Every week, in the Spirit section, there will be a prayer focus, a meditation focus, a journaling focus, and a breath prayer.  These practices will correspond to the Word from the previous section.  When the Spirit and the Word work together, they draw us into the Living Word and allow us to commune with and worship the Father.  As you pray during the week, be guided by what you read in the Word and how the Spirit speaks presently to you.  May your prayers be an personal expression of the living Word abiding within you.  Meditate on the Word and allow it to move through your soul, listening as the Spirit whispers words of grace and love into your mind.  May the Living Word renew your mind through communion with and focus on God.  Take time to write reflections in a journal, reminding you how the Word has taken root within you in the past and how the Spirit might move you into a new experience of God in the days to come.  May you give witness to how the presence and activity of Living Word has written your personal story.  And finally, throughout your week, as you find yourself in moments of challenge, need, or reflection, breathe in the truth of the Word and the presence of the Spirit, and breathe out the simple phrase of trusting petition found in the breath prayer.  May the Living Word connect you at all times with the mercy and compassion of God.

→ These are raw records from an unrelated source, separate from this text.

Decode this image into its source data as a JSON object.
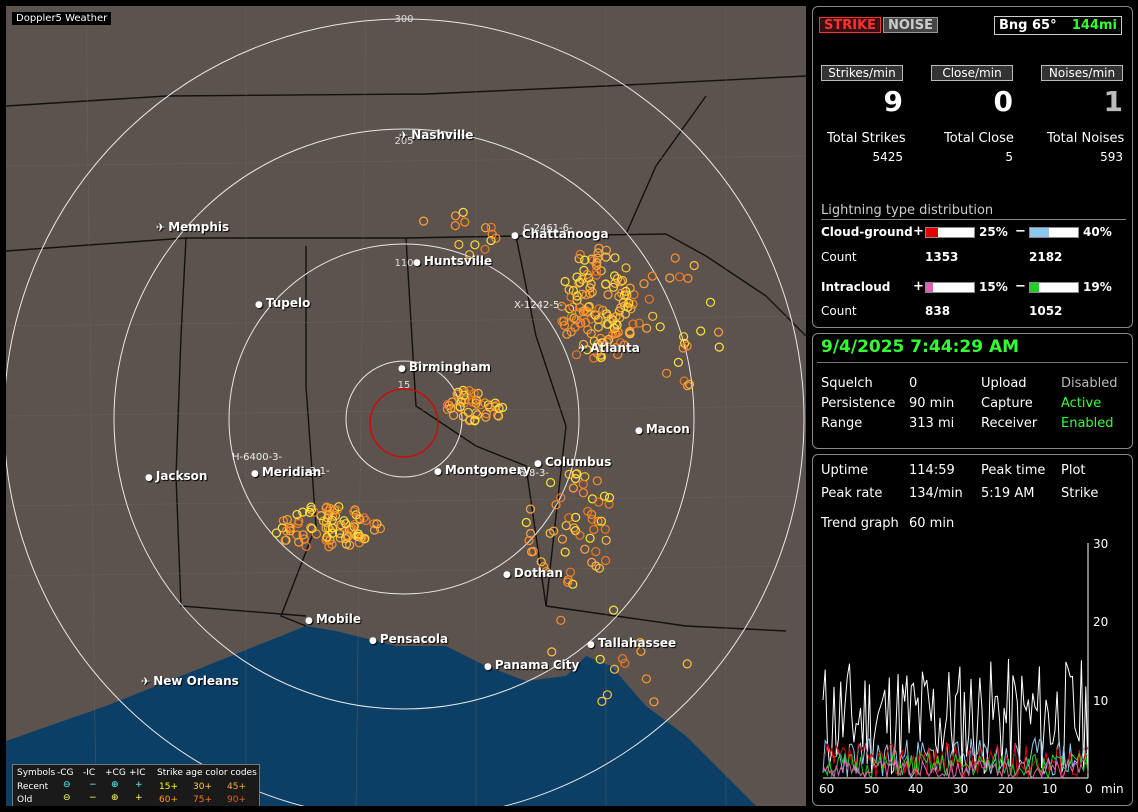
{
  "app_title": "Doppler5 Weather",
  "top_buttons": {
    "strike": "STRIKE",
    "noise": "NOISE"
  },
  "bearing": {
    "label": "Bng 65°",
    "distance": "144mi"
  },
  "rates": {
    "strikes_label": "Strikes/min",
    "close_label": "Close/min",
    "noises_label": "Noises/min",
    "strikes": "9",
    "close": "0",
    "noises": "1"
  },
  "totals": {
    "strikes_label": "Total Strikes",
    "close_label": "Total Close",
    "noises_label": "Total Noises",
    "strikes": "5425",
    "close": "5",
    "noises": "593"
  },
  "distribution": {
    "title": "Lightning type distribution",
    "cg_label": "Cloud-ground",
    "ic_label": "Intracloud",
    "count_label": "Count",
    "plus": "+",
    "minus": "−",
    "cg_pos_pct": "25%",
    "cg_neg_pct": "40%",
    "cg_pos_count": "1353",
    "cg_neg_count": "2182",
    "ic_pos_pct": "15%",
    "ic_neg_pct": "19%",
    "ic_pos_count": "838",
    "ic_neg_count": "1052",
    "fills": {
      "cg_pos": 0.25,
      "cg_neg": 0.4,
      "ic_pos": 0.15,
      "ic_neg": 0.19
    },
    "colors": {
      "cg_pos": "#e00000",
      "cg_neg": "#8ec8f0",
      "ic_pos": "#e060b0",
      "ic_neg": "#20d020"
    }
  },
  "datetime": "9/4/2025 7:44:29 AM",
  "settings": {
    "squelch_label": "Squelch",
    "squelch": "0",
    "persistence_label": "Persistence",
    "persistence": "90 min",
    "range_label": "Range",
    "range": "313 mi",
    "upload_label": "Upload",
    "upload": "Disabled",
    "capture_label": "Capture",
    "capture": "Active",
    "receiver_label": "Receiver",
    "receiver": "Enabled"
  },
  "stats": {
    "uptime_label": "Uptime",
    "uptime": "114:59",
    "peak_time_label": "Peak time",
    "peak_time": "5:19 AM",
    "plot_label": "Plot",
    "plot": "Strike",
    "peak_rate_label": "Peak rate",
    "peak_rate": "134/min",
    "trend_label": "Trend graph",
    "trend": "60 min"
  },
  "trend_axis": {
    "y_ticks": [
      "30",
      "20",
      "10"
    ],
    "x_ticks": [
      "60",
      "50",
      "40",
      "30",
      "20",
      "10",
      "0"
    ],
    "x_unit": "min"
  },
  "range_rings": [
    "300",
    "205",
    "110",
    "15"
  ],
  "cities": [
    {
      "name": "Nashville",
      "type": "airport"
    },
    {
      "name": "Memphis",
      "type": "airport"
    },
    {
      "name": "Chattanooga",
      "type": "city"
    },
    {
      "name": "Huntsville",
      "type": "city"
    },
    {
      "name": "Tupelo",
      "type": "city"
    },
    {
      "name": "Atlanta",
      "type": "airport"
    },
    {
      "name": "Birmingham",
      "type": "city"
    },
    {
      "name": "Macon",
      "type": "city"
    },
    {
      "name": "Jackson",
      "type": "city"
    },
    {
      "name": "Meridian",
      "type": "city"
    },
    {
      "name": "Montgomery",
      "type": "city"
    },
    {
      "name": "Columbus",
      "type": "city"
    },
    {
      "name": "Dothan",
      "type": "city"
    },
    {
      "name": "Mobile",
      "type": "city"
    },
    {
      "name": "Pensacola",
      "type": "city"
    },
    {
      "name": "Tallahassee",
      "type": "city"
    },
    {
      "name": "Panama City",
      "type": "city"
    },
    {
      "name": "New Orleans",
      "type": "airport"
    }
  ],
  "storm_labels": [
    "C-2461-6-",
    "X-1242-5-",
    "H-6400-3-",
    "-3-1-",
    "6-8-3-"
  ],
  "legend": {
    "symbols_label": "Symbols",
    "cols": [
      "-CG",
      "-IC",
      "+CG",
      "+IC"
    ],
    "recent_label": "Recent",
    "old_label": "Old",
    "age_label": "Strike age color codes",
    "ages": [
      "15+",
      "30+",
      "45+",
      "60+",
      "75+",
      "90+"
    ]
  }
}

These Word and Spirit guides are designed as weekly guides and not daily guides.  They can be used daily, of course.  However, the theme lasts for the whole week.  Too often we use daily devotional guides that change themes daily.  We rush through the Scripture, through the practice, through the theme, and end up consuming our devotional life instead of intentionally practicing communion with God.  The weekly guide gives us the latitude to sit with one passage and theme for a whole week, so that the Word and Spirit might work through our whole selves, like the yeast from the gospel parable of Jesus.  In this way, we are more thoroughly transformed than when we rush into and out of scattered daily devotions.  This also allows us to space out what can be very meaningful spiritual practices.  For instance, Tuesday might be your day for meditation; Wednesday might be your day for reflecting on the image included with the Word; Thursday might be your day for extended prayer centered on the Scripture; and so on.  This also prepares us to come to Sunday morning worship with a deeper yearning for and understanding of the Scripture.  Thus, we learn to abide in God through the Word and Spirit, rather than simply utilizing Scripture and spiritual practices to check off another day of devotion.  However, we are encouraged to continue with daily Scripture reading above and beyond the Word and Spirit Guide, and so a daily schedule of Scripture readings is included in the Word section of each guide.

Each new weekly Word and Spirit Guide will be uploaded on Tuesday and will cover Tuesday through the following Monday.  Monday is considered a sabbath day for the purpose of the Word and Spirit Guides, a day to rest from worship preparation after coming together on Sunday morning.  Of course, though, even in our times of sabbath God is willing and desiring to commune with us in grace and joy.  Thus, there will still be a Monday Scripture reading and we are always encouraged to continue praying on Monday.  On Mondays the audio sermon from Sunday will be uploaded and listed as the “Pastoral Response” to the previous week’s Word and Spirit Guide.

Brothers and sisters, this is an invitation to grace through the Word and Spirit.  Pray these prayers, read these Scriptures, meditate on the images and themes, and be willing to place yourself within the stories so that you might encounter the God and Father of our Lord Jesus Christ in deep communion and in the power of the Holy Spirit!